PalmB21. Isaiah 50:4-7. I have been given to understand that this excerpt from Isaiah is a selection from what are called the “Servant-of-the Lord” or Suffering Servant oracles. Their purpose was to call the Hebrews enslaved in Babylonia to maintain a firm resolve and confidence in the Lord despite the abuses that they were suffering. The Hebrews were living in a situation where they were subject to great humiliation and degradation. This reading is given to us this Palm Sunday when the Passion of Jesus is read to invite us see Jesus as the Suffering Servant of the Father, as one called by his Father to endure his suffering and humiliation with a deep resolve and faith because in the end the victory would belong to God.
Mark 14:1-15:47. This gospel reading is titled as the Passion of the Lord. The word ‘Passion’ here is to be understood as to what had been done to the Jesus by others. It is the noun that refers to the passive voice in grammar where the action is done by others to Jesus. He was viciously humiliated, tortured and killed and yet maintained his resolve to fulfill his Father‘s will for him. Jesus had surrendered himself to be the sacrifice that would redeem the human race from our sins: past, present and future. His self-sacrifice or submitting himself to the Passion satisfied the debt we had accumulated and will accumulate by our sins. 1 John 4:10 reads: “In this is love: not that we have loved God, but that he loved us and sent his Son as expiation for our sins.” The Old Testament Law required a continuous line of sacrificing animals or offering up cereal offerings. With Jesus’ Passion all that was done away with once and for all. (Hebrews 10:1-10)
Love means many things in this world; however, for the followers of Christ, the crucifix is our definition of love. Jesus went to Gethsemane with Peter, James and John. He “began to be troubled and distressed. Then he said to them, ‘My soul is sorrowful even to death.’” Realizing the horror he was about to undergo, he was so extremely distraught that he thought he was going to die then. Jesus “prayed that if it were possible the hour might pass by him; he said, ’Abba, Father, all things are possible to you. Take this cup away from me, but not what I will but what you will.’” The savagery of Jesus’ passion was real but so was his love for his Father and what his Father wanted of him. The whole purpose of divinity taking on human presence in this world was to accomplish our redemption because of God’s love for us. True love demands doing whatever it takes to be loving. The old saying is that freedom isn’t free. True love, more often than not, demands sacrifice, giving up what we want for ourselves so that others might have what they need. John 3:16 says, “For God so loved the world that he gave his only Son, so that everyone who believes in him might not perish but might have eternal life.”

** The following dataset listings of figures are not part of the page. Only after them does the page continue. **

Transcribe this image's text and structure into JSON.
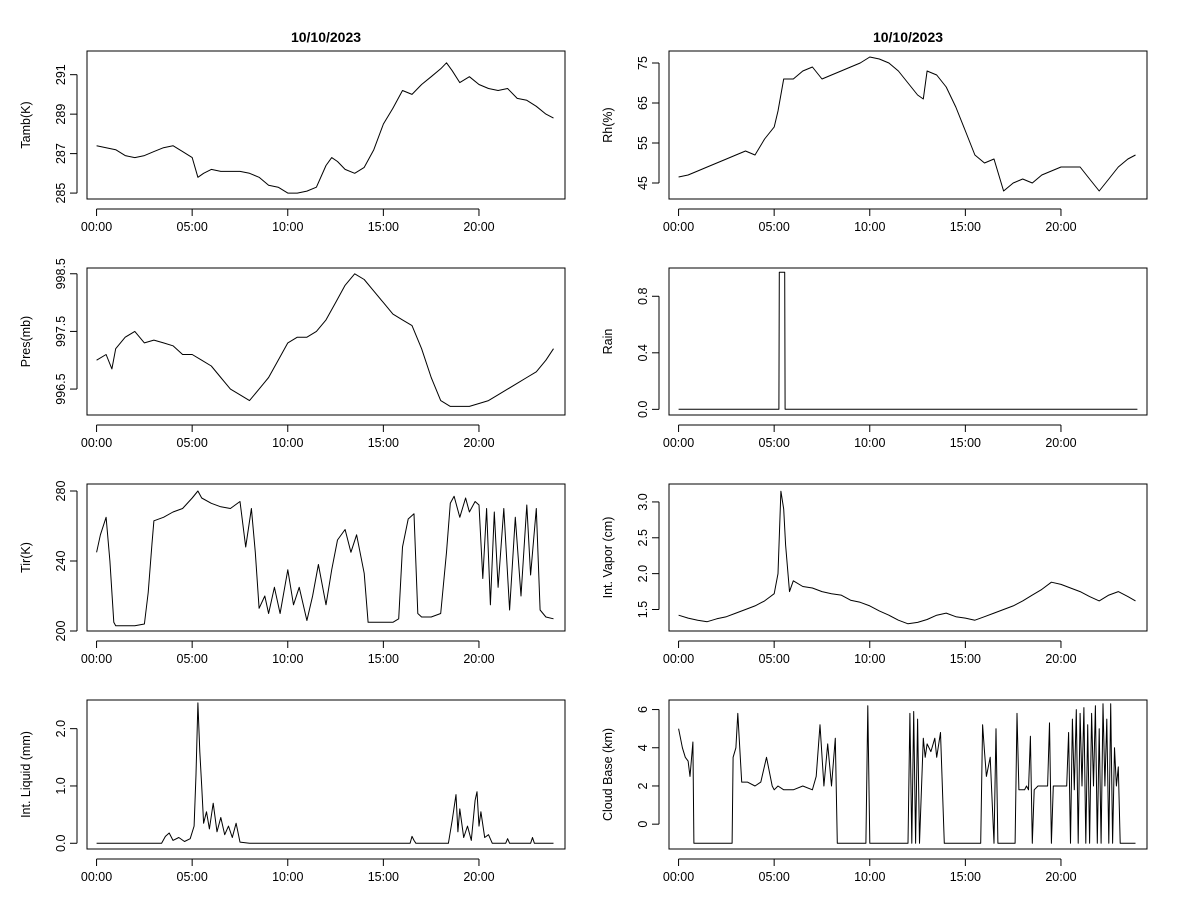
{
  "chart_data": [
    {
      "type": "line",
      "id": "tamb",
      "title": "10/10/2023",
      "xlabel": "",
      "ylabel": "Tamb(K)",
      "xlim": [
        -0.5,
        24.5
      ],
      "ylim": [
        284.7,
        292.2
      ],
      "x_ticks": [
        0,
        5,
        10,
        15,
        20
      ],
      "x_tick_labels": [
        "00:00",
        "05:00",
        "10:00",
        "15:00",
        "20:00"
      ],
      "y_ticks": [
        285,
        287,
        289,
        291
      ],
      "y_tick_labels": [
        "285",
        "287",
        "289",
        "291"
      ],
      "x": [
        0,
        0.5,
        1,
        1.5,
        2,
        2.5,
        3,
        3.5,
        4,
        4.5,
        5,
        5.3,
        5.6,
        6,
        6.5,
        7,
        7.5,
        8,
        8.5,
        9,
        9.5,
        10,
        10.5,
        11,
        11.5,
        12,
        12.3,
        12.6,
        13,
        13.5,
        14,
        14.5,
        15,
        15.5,
        16,
        16.5,
        17,
        17.5,
        18,
        18.3,
        18.6,
        19,
        19.5,
        20,
        20.5,
        21,
        21.5,
        22,
        22.5,
        23,
        23.5,
        23.9
      ],
      "values": [
        287.4,
        287.3,
        287.2,
        286.9,
        286.8,
        286.9,
        287.1,
        287.3,
        287.4,
        287.1,
        286.8,
        285.8,
        286.0,
        286.2,
        286.1,
        286.1,
        286.1,
        286.0,
        285.8,
        285.4,
        285.3,
        285.0,
        285.0,
        285.1,
        285.3,
        286.4,
        286.8,
        286.6,
        286.2,
        286.0,
        286.3,
        287.2,
        288.5,
        289.3,
        290.2,
        290.0,
        290.5,
        290.9,
        291.3,
        291.6,
        291.2,
        290.6,
        290.9,
        290.5,
        290.3,
        290.2,
        290.3,
        289.8,
        289.7,
        289.4,
        289.0,
        288.8
      ]
    },
    {
      "type": "line",
      "id": "rh",
      "title": "10/10/2023",
      "xlabel": "",
      "ylabel": "Rh(%)",
      "xlim": [
        -0.5,
        24.5
      ],
      "ylim": [
        41,
        78
      ],
      "x_ticks": [
        0,
        5,
        10,
        15,
        20
      ],
      "x_tick_labels": [
        "00:00",
        "05:00",
        "10:00",
        "15:00",
        "20:00"
      ],
      "y_ticks": [
        45,
        55,
        65,
        75
      ],
      "y_tick_labels": [
        "45",
        "55",
        "65",
        "75"
      ],
      "x": [
        0,
        0.5,
        1,
        1.5,
        2,
        2.5,
        3,
        3.5,
        4,
        4.5,
        5,
        5.2,
        5.5,
        6,
        6.5,
        7,
        7.5,
        8,
        8.5,
        9,
        9.5,
        10,
        10.5,
        11,
        11.5,
        12,
        12.5,
        12.8,
        13,
        13.5,
        14,
        14.5,
        15,
        15.5,
        16,
        16.5,
        17,
        17.5,
        18,
        18.5,
        19,
        19.5,
        20,
        20.5,
        21,
        21.5,
        22,
        22.5,
        23,
        23.5,
        23.9
      ],
      "values": [
        46.5,
        47,
        48,
        49,
        50,
        51,
        52,
        53,
        52,
        56,
        59,
        63,
        71,
        71,
        73,
        74,
        71,
        72,
        73,
        74,
        75,
        76.5,
        76,
        75,
        73,
        70,
        67,
        66,
        73,
        72,
        69,
        64,
        58,
        52,
        50,
        51,
        43,
        45,
        46,
        45,
        47,
        48,
        49,
        49,
        49,
        46,
        43,
        46,
        49,
        51,
        52
      ]
    },
    {
      "type": "line",
      "id": "pres",
      "title": "",
      "xlabel": "",
      "ylabel": "Pres(mb)",
      "xlim": [
        -0.5,
        24.5
      ],
      "ylim": [
        996.05,
        998.6
      ],
      "x_ticks": [
        0,
        5,
        10,
        15,
        20
      ],
      "x_tick_labels": [
        "00:00",
        "05:00",
        "10:00",
        "15:00",
        "20:00"
      ],
      "y_ticks": [
        996.5,
        997.5,
        998.5
      ],
      "y_tick_labels": [
        "996.5",
        "997.5",
        "998.5"
      ],
      "x": [
        0,
        0.5,
        0.8,
        1,
        1.5,
        2,
        2.5,
        3,
        3.5,
        4,
        4.5,
        5,
        5.5,
        6,
        6.5,
        7,
        7.5,
        8,
        8.5,
        9,
        9.5,
        10,
        10.5,
        11,
        11.5,
        12,
        12.5,
        13,
        13.5,
        14,
        14.5,
        15,
        15.5,
        16,
        16.5,
        17,
        17.5,
        18,
        18.5,
        19,
        19.5,
        20,
        20.5,
        21,
        21.5,
        22,
        22.5,
        23,
        23.5,
        23.9
      ],
      "values": [
        997.0,
        997.1,
        996.85,
        997.2,
        997.4,
        997.5,
        997.3,
        997.35,
        997.3,
        997.25,
        997.1,
        997.1,
        997.0,
        996.9,
        996.7,
        996.5,
        996.4,
        996.3,
        996.5,
        996.7,
        997.0,
        997.3,
        997.4,
        997.4,
        997.5,
        997.7,
        998.0,
        998.3,
        998.5,
        998.4,
        998.2,
        998.0,
        997.8,
        997.7,
        997.6,
        997.2,
        996.7,
        996.3,
        996.2,
        996.2,
        996.2,
        996.25,
        996.3,
        996.4,
        996.5,
        996.6,
        996.7,
        996.8,
        997.0,
        997.2
      ]
    },
    {
      "type": "line",
      "id": "rain",
      "title": "",
      "xlabel": "",
      "ylabel": "Rain",
      "xlim": [
        -0.5,
        24.5
      ],
      "ylim": [
        -0.04,
        1.0
      ],
      "x_ticks": [
        0,
        5,
        10,
        15,
        20
      ],
      "x_tick_labels": [
        "00:00",
        "05:00",
        "10:00",
        "15:00",
        "20:00"
      ],
      "y_ticks": [
        0.0,
        0.4,
        0.8
      ],
      "y_tick_labels": [
        "0.0",
        "0.4",
        "0.8"
      ],
      "x": [
        0,
        5.25,
        5.27,
        5.55,
        5.57,
        24
      ],
      "values": [
        0,
        0,
        0.97,
        0.97,
        0,
        0
      ]
    },
    {
      "type": "line",
      "id": "tir",
      "title": "",
      "xlabel": "",
      "ylabel": "Tir(K)",
      "xlim": [
        -0.5,
        24.5
      ],
      "ylim": [
        200,
        284
      ],
      "x_ticks": [
        0,
        5,
        10,
        15,
        20
      ],
      "x_tick_labels": [
        "00:00",
        "05:00",
        "10:00",
        "15:00",
        "20:00"
      ],
      "y_ticks": [
        200,
        240,
        280
      ],
      "y_tick_labels": [
        "200",
        "240",
        "280"
      ],
      "x": [
        0,
        0.2,
        0.5,
        0.7,
        0.9,
        1,
        1.5,
        2,
        2.5,
        2.7,
        2.9,
        3,
        3.5,
        4,
        4.5,
        5,
        5.3,
        5.5,
        6,
        6.5,
        7,
        7.5,
        7.8,
        8.1,
        8.3,
        8.5,
        8.8,
        9,
        9.3,
        9.6,
        10,
        10.3,
        10.6,
        11,
        11.3,
        11.6,
        12,
        12.3,
        12.6,
        13,
        13.3,
        13.6,
        14,
        14.2,
        14.5,
        14.8,
        15,
        15.5,
        15.8,
        16,
        16.3,
        16.6,
        16.8,
        17,
        17.5,
        18,
        18.3,
        18.5,
        18.7,
        19,
        19.3,
        19.5,
        19.8,
        20,
        20.2,
        20.4,
        20.6,
        20.8,
        21,
        21.3,
        21.6,
        21.9,
        22.2,
        22.5,
        22.7,
        23,
        23.2,
        23.5,
        23.9
      ],
      "values": [
        245,
        255,
        265,
        240,
        205,
        203,
        203,
        203,
        204,
        222,
        250,
        263,
        265,
        268,
        270,
        276,
        280,
        276,
        273,
        271,
        270,
        274,
        248,
        270,
        245,
        213,
        220,
        210,
        225,
        210,
        235,
        215,
        225,
        206,
        220,
        238,
        215,
        235,
        252,
        258,
        245,
        255,
        233,
        205,
        205,
        205,
        205,
        205,
        207,
        248,
        264,
        267,
        210,
        208,
        208,
        210,
        245,
        273,
        277,
        265,
        276,
        268,
        274,
        272,
        230,
        270,
        215,
        268,
        225,
        270,
        212,
        265,
        220,
        272,
        232,
        270,
        212,
        208,
        207
      ]
    },
    {
      "type": "line",
      "id": "vapor",
      "title": "",
      "xlabel": "",
      "ylabel": "Int. Vapor (cm)",
      "xlim": [
        -0.5,
        24.5
      ],
      "ylim": [
        1.2,
        3.25
      ],
      "x_ticks": [
        0,
        5,
        10,
        15,
        20
      ],
      "x_tick_labels": [
        "00:00",
        "05:00",
        "10:00",
        "15:00",
        "20:00"
      ],
      "y_ticks": [
        1.5,
        2.0,
        2.5,
        3.0
      ],
      "y_tick_labels": [
        "1.5",
        "2.0",
        "2.5",
        "3.0"
      ],
      "x": [
        0,
        0.5,
        1,
        1.5,
        2,
        2.5,
        3,
        3.5,
        4,
        4.5,
        4.8,
        5,
        5.2,
        5.35,
        5.5,
        5.6,
        5.8,
        6,
        6.5,
        7,
        7.5,
        8,
        8.5,
        9,
        9.5,
        10,
        10.5,
        11,
        11.5,
        12,
        12.5,
        13,
        13.5,
        14,
        14.5,
        15,
        15.5,
        16,
        16.5,
        17,
        17.5,
        18,
        18.5,
        19,
        19.5,
        20,
        20.5,
        21,
        21.5,
        22,
        22.5,
        23,
        23.5,
        23.9
      ],
      "values": [
        1.42,
        1.38,
        1.35,
        1.33,
        1.37,
        1.4,
        1.45,
        1.5,
        1.55,
        1.62,
        1.68,
        1.72,
        2.0,
        3.15,
        2.9,
        2.4,
        1.75,
        1.9,
        1.82,
        1.8,
        1.75,
        1.72,
        1.7,
        1.63,
        1.6,
        1.55,
        1.48,
        1.42,
        1.35,
        1.3,
        1.32,
        1.36,
        1.42,
        1.45,
        1.4,
        1.38,
        1.35,
        1.4,
        1.45,
        1.5,
        1.55,
        1.62,
        1.7,
        1.78,
        1.88,
        1.85,
        1.8,
        1.75,
        1.68,
        1.62,
        1.7,
        1.75,
        1.68,
        1.62
      ]
    },
    {
      "type": "line",
      "id": "liquid",
      "title": "",
      "xlabel": "",
      "ylabel": "Int. Liquid (mm)",
      "xlim": [
        -0.5,
        24.5
      ],
      "ylim": [
        -0.1,
        2.5
      ],
      "x_ticks": [
        0,
        5,
        10,
        15,
        20
      ],
      "x_tick_labels": [
        "00:00",
        "05:00",
        "10:00",
        "15:00",
        "20:00"
      ],
      "y_ticks": [
        0.0,
        1.0,
        2.0
      ],
      "y_tick_labels": [
        "0.0",
        "1.0",
        "2.0"
      ],
      "x": [
        0,
        3.4,
        3.6,
        3.8,
        4.0,
        4.3,
        4.6,
        4.9,
        5.1,
        5.2,
        5.3,
        5.4,
        5.5,
        5.6,
        5.75,
        5.9,
        6.1,
        6.3,
        6.5,
        6.7,
        6.9,
        7.1,
        7.3,
        7.5,
        8,
        16.4,
        16.5,
        16.6,
        16.7,
        18.4,
        18.6,
        18.8,
        18.9,
        19.0,
        19.2,
        19.4,
        19.6,
        19.8,
        19.9,
        20.0,
        20.1,
        20.3,
        20.5,
        20.7,
        21.4,
        21.5,
        21.6,
        22.7,
        22.8,
        22.9,
        23.9
      ],
      "values": [
        0,
        0,
        0.12,
        0.18,
        0.05,
        0.1,
        0.03,
        0.08,
        0.3,
        1.2,
        2.45,
        1.6,
        1.0,
        0.35,
        0.55,
        0.25,
        0.7,
        0.2,
        0.45,
        0.15,
        0.3,
        0.1,
        0.35,
        0.02,
        0,
        0,
        0.12,
        0.05,
        0,
        0,
        0.4,
        0.85,
        0.2,
        0.6,
        0.1,
        0.3,
        0.05,
        0.75,
        0.9,
        0.3,
        0.55,
        0.1,
        0.15,
        0,
        0,
        0.08,
        0,
        0,
        0.1,
        0,
        0
      ]
    },
    {
      "type": "line",
      "id": "cloudbase",
      "title": "",
      "xlabel": "",
      "ylabel": "Cloud Base (km)",
      "xlim": [
        -0.5,
        24.5
      ],
      "ylim": [
        -1.3,
        6.5
      ],
      "x_ticks": [
        0,
        5,
        10,
        15,
        20
      ],
      "x_tick_labels": [
        "00:00",
        "05:00",
        "10:00",
        "15:00",
        "20:00"
      ],
      "y_ticks": [
        0,
        2,
        4,
        6
      ],
      "y_tick_labels": [
        "0",
        "2",
        "4",
        "6"
      ],
      "x": [
        0,
        0.2,
        0.35,
        0.5,
        0.6,
        0.75,
        0.8,
        1.0,
        2.8,
        2.85,
        3.0,
        3.1,
        3.3,
        3.6,
        4.0,
        4.3,
        4.6,
        4.9,
        5.0,
        5.2,
        5.5,
        6.0,
        6.5,
        7.0,
        7.2,
        7.4,
        7.6,
        7.8,
        8.0,
        8.2,
        8.3,
        8.4,
        8.5,
        9.8,
        9.9,
        10.0,
        12.0,
        12.1,
        12.2,
        12.3,
        12.4,
        12.5,
        12.6,
        12.8,
        12.9,
        13.0,
        13.2,
        13.4,
        13.5,
        13.7,
        13.9,
        14.0,
        14.2,
        14.4,
        14.5,
        15.8,
        15.9,
        16.0,
        16.1,
        16.3,
        16.5,
        16.6,
        16.7,
        17.6,
        17.7,
        17.8,
        18.1,
        18.2,
        18.3,
        18.4,
        18.5,
        18.6,
        18.8,
        19.0,
        19.3,
        19.4,
        19.5,
        19.6,
        20.0,
        20.3,
        20.4,
        20.5,
        20.6,
        20.7,
        20.8,
        20.9,
        21.0,
        21.1,
        21.2,
        21.3,
        21.4,
        21.5,
        21.6,
        21.7,
        21.8,
        21.9,
        22.0,
        22.1,
        22.2,
        22.3,
        22.4,
        22.5,
        22.6,
        22.7,
        22.8,
        22.9,
        23.0,
        23.1,
        23.2,
        23.9
      ],
      "values": [
        5.0,
        4.0,
        3.5,
        3.3,
        2.5,
        4.3,
        -1,
        -1,
        -1,
        3.5,
        4.0,
        5.8,
        2.2,
        2.2,
        2.0,
        2.2,
        3.5,
        2.0,
        1.8,
        2.0,
        1.8,
        1.8,
        2.0,
        1.8,
        2.5,
        5.2,
        2.0,
        4.2,
        2.0,
        4.5,
        -1,
        -1,
        -1,
        -1,
        6.2,
        -1,
        -1,
        5.8,
        -1,
        5.9,
        -1,
        5.5,
        -1,
        4.5,
        3.5,
        4.2,
        3.8,
        4.5,
        3.5,
        4.8,
        -1,
        -1,
        -1,
        -1,
        -1,
        -1,
        5.2,
        3.8,
        2.5,
        3.5,
        -1,
        5.0,
        -1,
        -1,
        5.8,
        1.8,
        1.8,
        2.0,
        1.8,
        4.6,
        -1,
        1.8,
        2.0,
        2.0,
        2.0,
        5.3,
        -1,
        2.0,
        2.0,
        2.0,
        4.8,
        -1,
        5.5,
        1.8,
        6.0,
        -1,
        5.8,
        2.0,
        6.1,
        -1,
        5.2,
        -1,
        5.8,
        2.0,
        6.2,
        -1,
        5.0,
        -1,
        6.3,
        2.0,
        5.5,
        -1,
        6.3,
        -1,
        4.0,
        2.0,
        3.0,
        -1,
        -1,
        -1
      ]
    }
  ]
}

Philippians 2:6-11. Jesus humbled himself by rejecting any heavenly exemption from deprivation or suffering, “becoming obedient to the point of death, even death on a cross.” The love for us given to Jesus in his humanity by his divine Father enabled him to endure the horrific humiliation on his way to the cross and the cross itself. “Because of this, God greatly exalted him” and so we adore him and worship him confessing “that Jesus Christ is Lord, to the glory of God the Father.”